We reject the People's contention that when Sykes dropped the saxophone, if he did, constructive possession passed to Hensley, who was acting on Woodwind and Brass's behalf. Constructive possession depends upon a special relationship with the owner of the property, not upon the motives of a person seeking to recover possession from a thief or burglar. The fact Hensley was employed as a guard for another business did not make him an agent of Woodwind and Brass. His relationship to Woodwind and Brass was that of a neighbor and good citizen seeking to catch a criminal. Moreover, possession did not pass from Sykes to another merely because he may have momentarily dropped the saxophone. The People's contention that momentarily dropping the saxophone would trigger a change of possession merely underscores the weakness of their argument that Hensley, by intending to recover it for its owner, could constructively possess Woodwind and Brass's saxophone.

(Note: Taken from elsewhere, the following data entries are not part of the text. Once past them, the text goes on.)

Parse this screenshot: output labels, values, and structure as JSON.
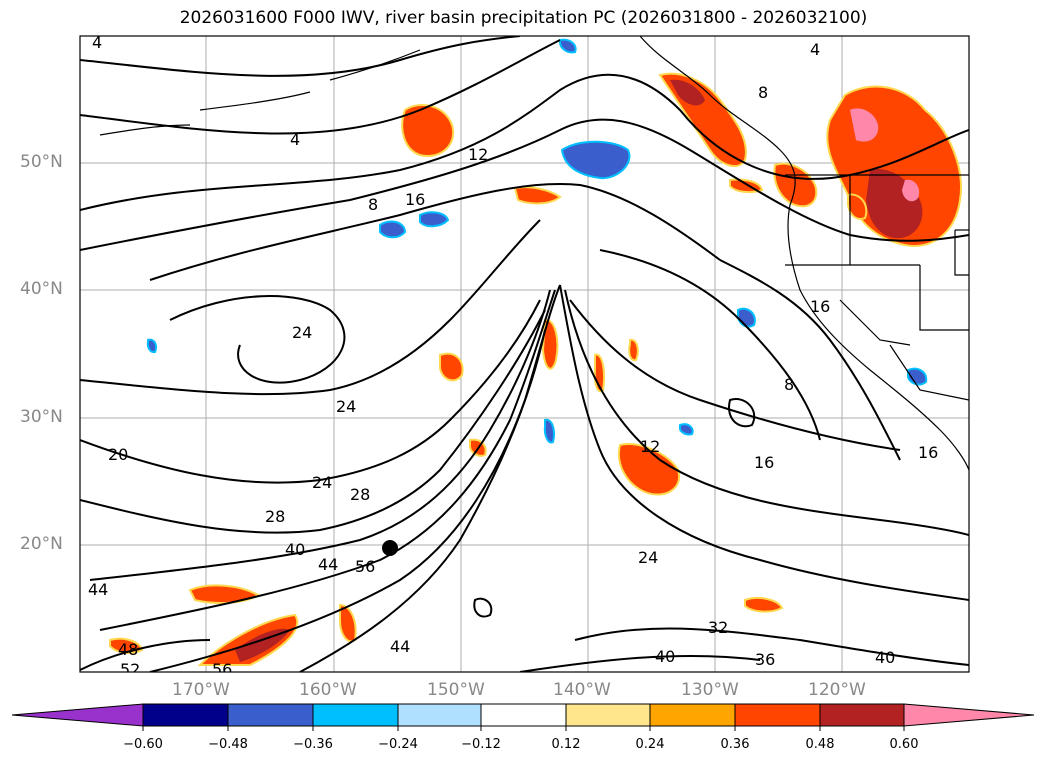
{
  "title": "2026031600 F000 IWV, river basin precipitation PC (2026031800 - 2026032100)",
  "map": {
    "lat_labels": [
      "50°N",
      "40°N",
      "30°N",
      "20°N"
    ],
    "lon_labels": [
      "170°W",
      "160°W",
      "150°W",
      "140°W",
      "130°W",
      "120°W"
    ],
    "contour_labels": [
      "4",
      "4",
      "4",
      "8",
      "8",
      "8",
      "12",
      "12",
      "16",
      "16",
      "16",
      "20",
      "24",
      "24",
      "24",
      "24",
      "28",
      "28",
      "32",
      "36",
      "40",
      "40",
      "40",
      "44",
      "44",
      "44",
      "48",
      "52",
      "56",
      "56",
      "16"
    ],
    "colors": {
      "coastline": "#000000",
      "gridline": "#999999",
      "negative_fill": [
        "#3a5fcd",
        "#00bfff"
      ],
      "positive_fill": [
        "#ffd84d",
        "#ff8c00",
        "#ff4500",
        "#b22222",
        "#ff88aa"
      ]
    }
  },
  "colorbar": {
    "ticks": [
      "−0.60",
      "−0.48",
      "−0.36",
      "−0.24",
      "−0.12",
      "0.12",
      "0.24",
      "0.36",
      "0.48",
      "0.60"
    ],
    "colors": [
      "#9932cc",
      "#00008b",
      "#3a5fcd",
      "#00bfff",
      "#b0e0ff",
      "#ffffff",
      "#ffe68c",
      "#ffa500",
      "#ff4500",
      "#b22222",
      "#ff88aa"
    ]
  }
}
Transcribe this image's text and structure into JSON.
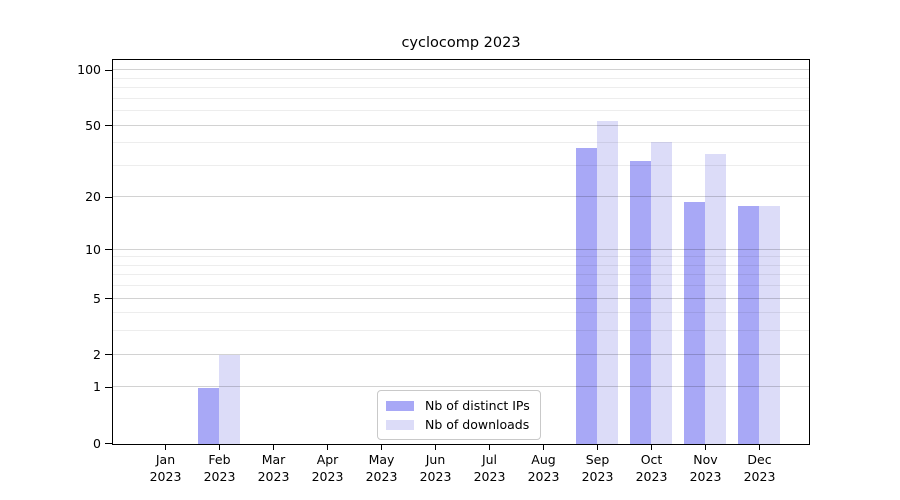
{
  "chart_data": {
    "type": "bar",
    "title": "cyclocomp 2023",
    "categories": [
      "Jan 2023",
      "Feb 2023",
      "Mar 2023",
      "Apr 2023",
      "May 2023",
      "Jun 2023",
      "Jul 2023",
      "Aug 2023",
      "Sep 2023",
      "Oct 2023",
      "Nov 2023",
      "Dec 2023"
    ],
    "series": [
      {
        "name": "Nb of distinct IPs",
        "color": "#a8a8f6",
        "values": [
          0,
          1,
          0,
          0,
          0,
          0,
          0,
          0,
          38,
          32,
          19,
          18
        ]
      },
      {
        "name": "Nb of downloads",
        "color": "#dcdcf8",
        "values": [
          0,
          2,
          0,
          0,
          0,
          0,
          0,
          0,
          53,
          41,
          35,
          18
        ]
      }
    ],
    "xlabel": "",
    "ylabel": "",
    "yscale": "log1p",
    "ylim": [
      0,
      113
    ],
    "yticks": [
      0,
      1,
      2,
      5,
      10,
      20,
      50,
      100
    ],
    "minor_gridlines": [
      3,
      4,
      6,
      7,
      8,
      9,
      30,
      40,
      60,
      70,
      80,
      90
    ],
    "grid": "horizontal",
    "legend_position": "lower center"
  },
  "colors": {
    "axis": "#000000",
    "major_grid": "#d2d2d2",
    "minor_grid": "#ededed",
    "background": "#ffffff"
  }
}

We conclude the superior court erred in denying Sykes's motion to dismiss the robbery charge. Let a peremptory writ of prohibition issue restraining the San Francisco County Superior Court from taking any further action on the charge, other than to dismiss it. In all other respects, the petition for writ of prohibition is denied. The stay issued by this court will dissolve by its own terms when this decision becomes final.
White, P.J., and Chin, J., concurred.
A petition for a rehearing was denied December 21, 1994, and the petition of real party in interest for review by the Supreme Court was denied March 16, 1995.